The shell is subdiaphanous, shining; pale yellow, slenderly and irregularly zoned with red lines.

(Original description) The shell is small, narrowly fusiform, and turretted. It is subdiaphanous, shining, and pale yellow in color, featuring slender and irregular bands of red lines. In total, the shell consists of eight whorls, which includes three protoconch ones. These whorls slope and are obtusely angular at the top; they are also closely and neatly ribbed, as well as conspicuously spirally striate. The ribs are elevated, sloping, and continuous all the way to the well-impressed suture, with fourteen ribs present on the body whorl.
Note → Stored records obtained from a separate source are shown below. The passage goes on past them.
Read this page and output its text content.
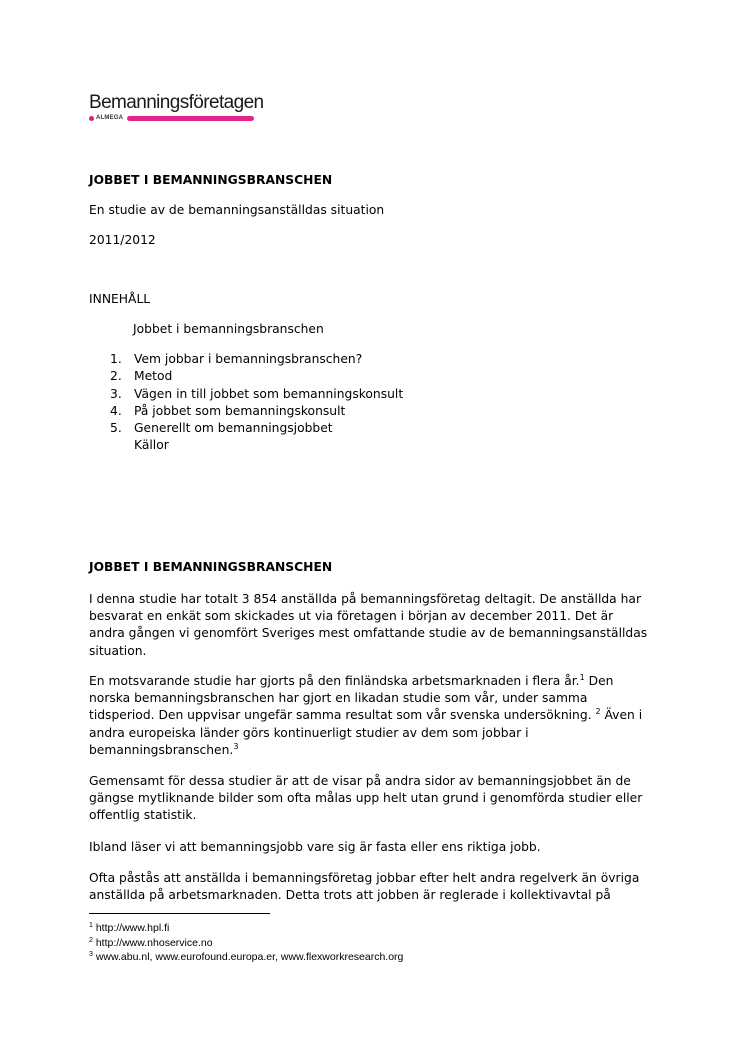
Bemanningsföretagen
ALMEGA
JOBBET I BEMANNINGSBRANSCHEN
En studie av de bemanningsanställdas situation
2011/2012
INNEHÅLL
Jobbet i bemanningsbranschen
1. Vem jobbar i bemanningsbranschen?
2. Metod
3. Vägen in till jobbet som bemanningskonsult
4. På jobbet som bemanningskonsult
5. Generellt om bemanningsjobbet
Källor
JOBBET I BEMANNINGSBRANSCHEN
I denna studie har totalt 3 854 anställda på bemanningsföretag deltagit. De anställda har
besvarat en enkät som skickades ut via företagen i början av december 2011. Det är
andra gången vi genomfört Sveriges mest omfattande studie av de bemanningsanställdas
situation.
En motsvarande studie har gjorts på den finländska arbetsmarknaden i flera år.$^1$ Den
norska bemanningsbranschen har gjort en likadan studie som vår, under samma
tidsperiod. Den uppvisar ungefär samma resultat som vår svenska undersökning. $^2$ Även i
andra europeiska länder görs kontinuerligt studier av dem som jobbar i
bemanningsbranschen.$^3$
Gemensamt för dessa studier är att de visar på andra sidor av bemanningsjobbet än de
gängse mytliknande bilder som ofta målas upp helt utan grund i genomförda studier eller
offentlig statistik.
Ibland läser vi att bemanningsjobb vare sig är fasta eller ens riktiga jobb.
Ofta påstås att anställda i bemanningsföretag jobbar efter helt andra regelverk än övriga
anställda på arbetsmarknaden. Detta trots att jobben är reglerade i kollektivavtal på
$^1$ http://www.hpl.fi
$^2$ http://www.nhoservice.no
$^3$ www.abu.nl, www.eurofound.europa.er, www.flexworkresearch.org
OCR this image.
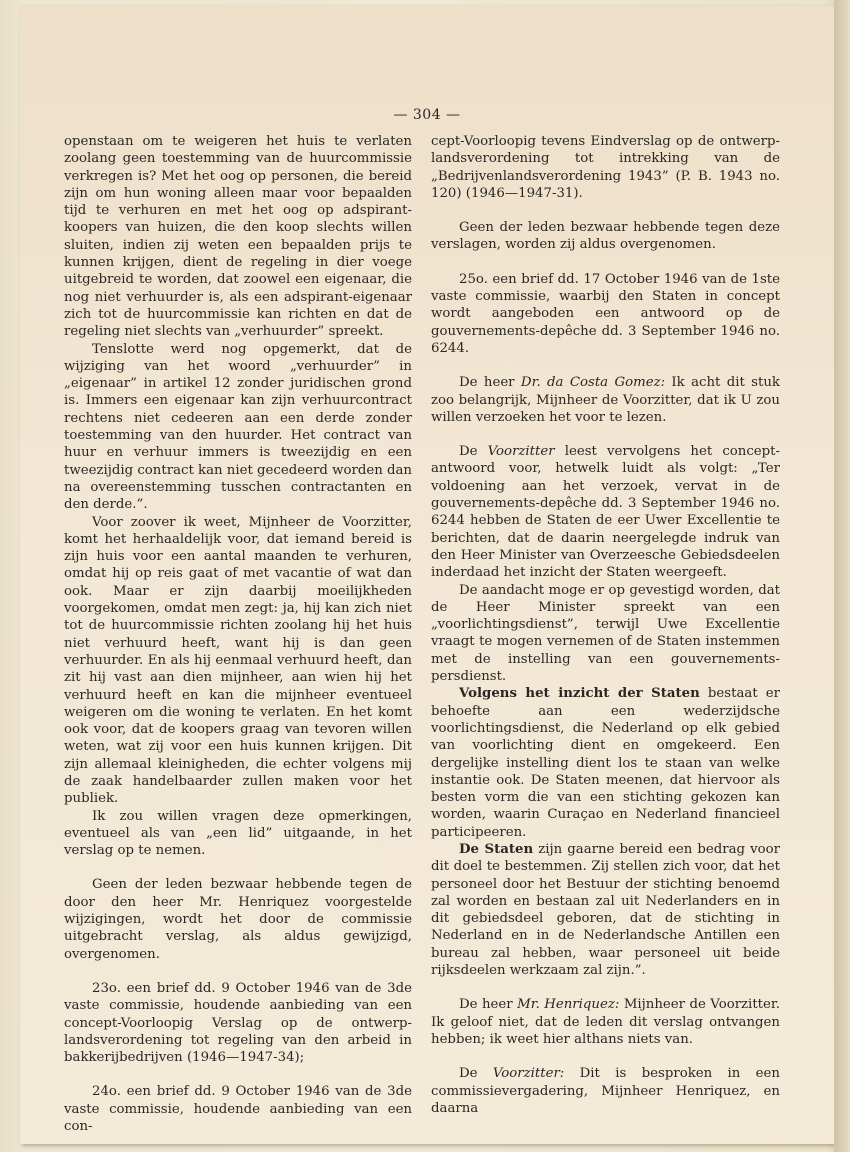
— 304 —

openstaan om te weigeren het huis te verlaten zoolang geen toestemming van de huurcommissie verkregen is? Met het oog op personen, die bereid zijn om hun woning alleen maar voor bepaalden tijd te verhuren en met het oog op adspirant-koopers van huizen, die den koop slechts willen sluiten, indien zij weten een bepaalden prijs te kunnen krijgen, dient de regeling in dier voege uitgebreid te worden, dat zoowel een eigenaar, die nog niet verhuurder is, als een adspirant-eigenaar zich tot de huurcommissie kan richten en dat de regeling niet slechts van „verhuurder” spreekt.

Tenslotte werd nog opgemerkt, dat de wijziging van het woord „verhuurder” in „eigenaar” in artikel 12 zonder juridischen grond is. Immers een eigenaar kan zijn verhuurcontract rechtens niet cedeeren aan een derde zonder toestemming van den huurder. Het contract van huur en verhuur immers is tweezijdig en een tweezijdig contract kan niet gecedeerd worden dan na overeenstemming tusschen contractanten en den derde.”.

Voor zoover ik weet, Mijnheer de Voorzitter, komt het herhaaldelijk voor, dat iemand bereid is zijn huis voor een aantal maanden te verhuren, omdat hij op reis gaat of met vacantie of wat dan ook. Maar er zijn daarbij moeilijkheden voorgekomen, omdat men zegt: ja, hij kan zich niet tot de huurcommissie richten zoolang hij het huis niet verhuurd heeft, want hij is dan geen verhuurder. En als hij eenmaal verhuurd heeft, dan zit hij vast aan dien mijnheer, aan wien hij het verhuurd heeft en kan die mijnheer eventueel weigeren om die woning te verlaten. En het komt ook voor, dat de koopers graag van tevoren willen weten, wat zij voor een huis kunnen krijgen. Dit zijn allemaal kleinigheden, die echter volgens mij de zaak handelbaarder zullen maken voor het publiek.

Ik zou willen vragen deze opmerkingen, eventueel als van „een lid” uitgaande, in het verslag op te nemen.

Geen der leden bezwaar hebbende tegen de door den heer Mr. Henriquez voorgestelde wijzigingen, wordt het door de commissie uitgebracht verslag, als aldus gewijzigd, overgenomen.

23o. een brief dd. 9 October 1946 van de 3de vaste commissie, houdende aanbieding van een concept-Voorloopig Verslag op de ontwerp-landsverordening tot regeling van den arbeid in bakkerijbedrijven (1946—1947-34);

24o. een brief dd. 9 October 1946 van de 3de vaste commissie, houdende aanbieding van een con-

cept-Voorloopig tevens Eindverslag op de ontwerp-landsverordening tot intrekking van de „Bedrijvenlandsverordening 1943” (P. B. 1943 no. 120) (1946—1947-31).

Geen der leden bezwaar hebbende tegen deze verslagen, worden zij aldus overgenomen.

25o. een brief dd. 17 October 1946 van de 1ste vaste commissie, waarbij den Staten in concept wordt aangeboden een antwoord op de gouvernements-depêche dd. 3 September 1946 no. 6244.

De heer Dr. da Costa Gomez: Ik acht dit stuk zoo belangrijk, Mijnheer de Voorzitter, dat ik U zou willen verzoeken het voor te lezen.

De Voorzitter leest vervolgens het concept-antwoord voor, hetwelk luidt als volgt: „Ter voldoening aan het verzoek, vervat in de gouvernements-depêche dd. 3 September 1946 no. 6244 hebben de Staten de eer Uwer Excellentie te berichten, dat de daarin neergelegde indruk van den Heer Minister van Overzeesche Gebiedsdeelen inderdaad het inzicht der Staten weergeeft.

De aandacht moge er op gevestigd worden, dat de Heer Minister spreekt van een „voorlichtingsdienst”, terwijl Uwe Excellentie vraagt te mogen vernemen of de Staten instemmen met de instelling van een gouvernements-persdienst.

Volgens het inzicht der Staten bestaat er behoefte aan een wederzijdsche voorlichtingsdienst, die Nederland op elk gebied van voorlichting dient en omgekeerd. Een dergelijke instelling dient los te staan van welke instantie ook. De Staten meenen, dat hiervoor als besten vorm die van een stichting gekozen kan worden, waarin Curaçao en Nederland financieel participeeren.

De Staten zijn gaarne bereid een bedrag voor dit doel te bestemmen. Zij stellen zich voor, dat het personeel door het Bestuur der stichting benoemd zal worden en bestaan zal uit Nederlanders en in dit gebiedsdeel geboren, dat de stichting in Nederland en in de Nederlandsche Antillen een bureau zal hebben, waar personeel uit beide rijksdeelen werkzaam zal zijn.”.

De heer Mr. Henriquez: Mijnheer de Voorzitter. Ik geloof niet, dat de leden dit verslag ontvangen hebben; ik weet hier althans niets van.

De Voorzitter: Dit is besproken in een commissievergadering, Mijnheer Henriquez, en daarna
The striae are somewhat widely spaced and pass directly over these ribs. Furthermore, the protoconch is smooth, fulvous, and polished, ending in a minutely obtuse apex. The shell's aperture is narrowly ovate and features a wide sinus. Finally, the outer lip is thin, acute, and exactly defined, leading into a wide and short siphonal canal.

==Distribution==
This marine species is endemic to Australia and can be found off South Australia, Tasmania, and Victoria.